B. AU REGARD DE L'INTERPRÉTATION DE LA MAJORITÉ DE LA DOCTRINE, LA PROPOSITION DE LOI NE PRODUIT PAS D'EFFET JURIDIQUE PARTICULIER
Perçu comme une stratégie de contournement du Parlement, le recours à l'article 11 par le général de Gaulle en 1962 avait suscité une forte opposition tant au Sénat, sous la présidence de Gaston Monnerville, qu'à l'Assemblée nationale, avec l'adoption d'une motion de censure entraînant la démission du premier gouvernement Pompidou. Au plan juridique, le Conseil d'État avait rendu un avis défavorable sur le recours à cette procédure.

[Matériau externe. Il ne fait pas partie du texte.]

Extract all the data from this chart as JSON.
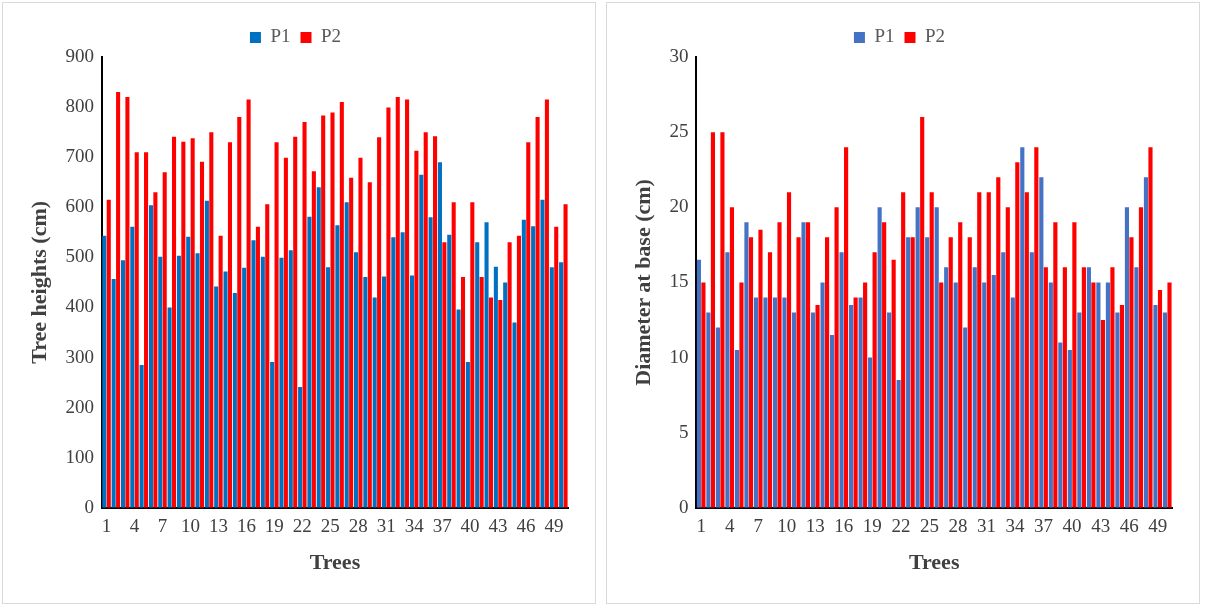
{
  "chart_data": [
    {
      "type": "bar",
      "xlabel": "Trees",
      "ylabel": "Tree heights (cm)",
      "legend": "top",
      "categories": [
        "1",
        null,
        null,
        "4",
        null,
        null,
        "7",
        null,
        null,
        "10",
        null,
        null,
        "13",
        null,
        null,
        "16",
        null,
        null,
        "19",
        null,
        null,
        "22",
        null,
        null,
        "25",
        null,
        null,
        "28",
        null,
        null,
        "31",
        null,
        null,
        "34",
        null,
        null,
        "37",
        null,
        null,
        "40",
        null,
        null,
        "43",
        null,
        null,
        "46",
        null,
        null,
        "49",
        null
      ],
      "ylim": [
        0,
        900
      ],
      "yticks": [
        0,
        100,
        200,
        300,
        400,
        500,
        600,
        700,
        800,
        900
      ],
      "grid": false,
      "series": [
        {
          "name": "P1",
          "color": "#0070c0",
          "values": [
            543,
            457,
            494,
            561,
            285,
            604,
            501,
            400,
            503,
            541,
            508,
            613,
            442,
            472,
            429,
            479,
            534,
            501,
            291,
            499,
            514,
            241,
            581,
            640,
            480,
            564,
            610,
            510,
            461,
            420,
            462,
            540,
            550,
            464,
            665,
            580,
            690,
            545,
            396,
            291,
            530,
            570,
            481,
            450,
            370,
            575,
            562,
            615,
            480,
            490
          ]
        },
        {
          "name": "P2",
          "color": "#ff0000",
          "values": [
            615,
            830,
            820,
            710,
            710,
            630,
            670,
            741,
            731,
            738,
            691,
            750,
            543,
            730,
            780,
            815,
            561,
            606,
            730,
            699,
            741,
            770,
            672,
            783,
            789,
            810,
            659,
            699,
            650,
            740,
            799,
            820,
            815,
            713,
            750,
            742,
            530,
            610,
            461,
            610,
            461,
            420,
            415,
            530,
            543,
            730,
            780,
            815,
            561,
            606
          ]
        }
      ]
    },
    {
      "type": "bar",
      "xlabel": "Trees",
      "ylabel": "Diameter at base (cm)",
      "legend": "top",
      "categories": [
        "1",
        null,
        null,
        "4",
        null,
        null,
        "7",
        null,
        null,
        "10",
        null,
        null,
        "13",
        null,
        null,
        "16",
        null,
        null,
        "19",
        null,
        null,
        "22",
        null,
        null,
        "25",
        null,
        null,
        "28",
        null,
        null,
        "31",
        null,
        null,
        "34",
        null,
        null,
        "37",
        null,
        null,
        "40",
        null,
        null,
        "43",
        null,
        null,
        "46",
        null,
        null,
        "49",
        null
      ],
      "ylim": [
        0,
        30
      ],
      "yticks": [
        0,
        5,
        10,
        15,
        20,
        25,
        30
      ],
      "grid": false,
      "series": [
        {
          "name": "P1",
          "color": "#4472c4",
          "values": [
            16.5,
            13,
            12,
            17,
            10.5,
            19,
            14,
            14,
            14,
            14,
            13,
            19,
            13,
            15,
            11.5,
            17,
            13.5,
            14,
            10,
            20,
            13,
            8.5,
            18,
            20,
            18,
            20,
            16,
            15,
            12,
            16,
            15,
            15.5,
            17,
            14,
            24,
            17,
            22,
            15,
            11,
            10.5,
            13,
            16,
            15,
            15,
            13,
            20,
            16,
            22,
            13.5,
            13
          ]
        },
        {
          "name": "P2",
          "color": "#ff0000",
          "values": [
            15,
            25,
            25,
            20,
            15,
            18,
            18.5,
            17,
            19,
            21,
            18,
            19,
            13.5,
            18,
            20,
            24,
            14,
            15,
            17,
            19,
            16.5,
            21,
            18,
            26,
            21,
            15,
            18,
            19,
            18,
            21,
            21,
            22,
            20,
            23,
            21,
            24,
            16,
            19,
            16,
            19,
            16,
            15,
            12.5,
            16,
            13.5,
            18,
            20,
            24,
            14.5,
            15
          ]
        }
      ]
    }
  ]
}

Dans sa grande majorité, la doctrine considère aujourd'hui que l'article 89 constitue déjà la seule voie de révision régulière de la Constitution. Parmi les arguments les plus souvent mobilisés à l'appui de cette thèse, peut être mentionné le fait que la Constitution comporte un titre spécial dédié à sa révision (titre XVI), dont les dispositions ne visent à aucun moment l'article 11. En outre, il résulte logiquement de l'économie générale des deux articles 11 et 89, qui prévoient tous deux une adoption par référendum, que seul le second, plus restrictif, permet de réviser la Constitution.
La proposition de loi constitutionnelle tend à modifier les articles 11 et 89 de façon à expliciter que seul l'article 89 peut être utilisé pour réviser la Constitution. Ce faisant, elle se borne à consacrer ce qui est déjà l'interprétation de la majorité de la doctrine.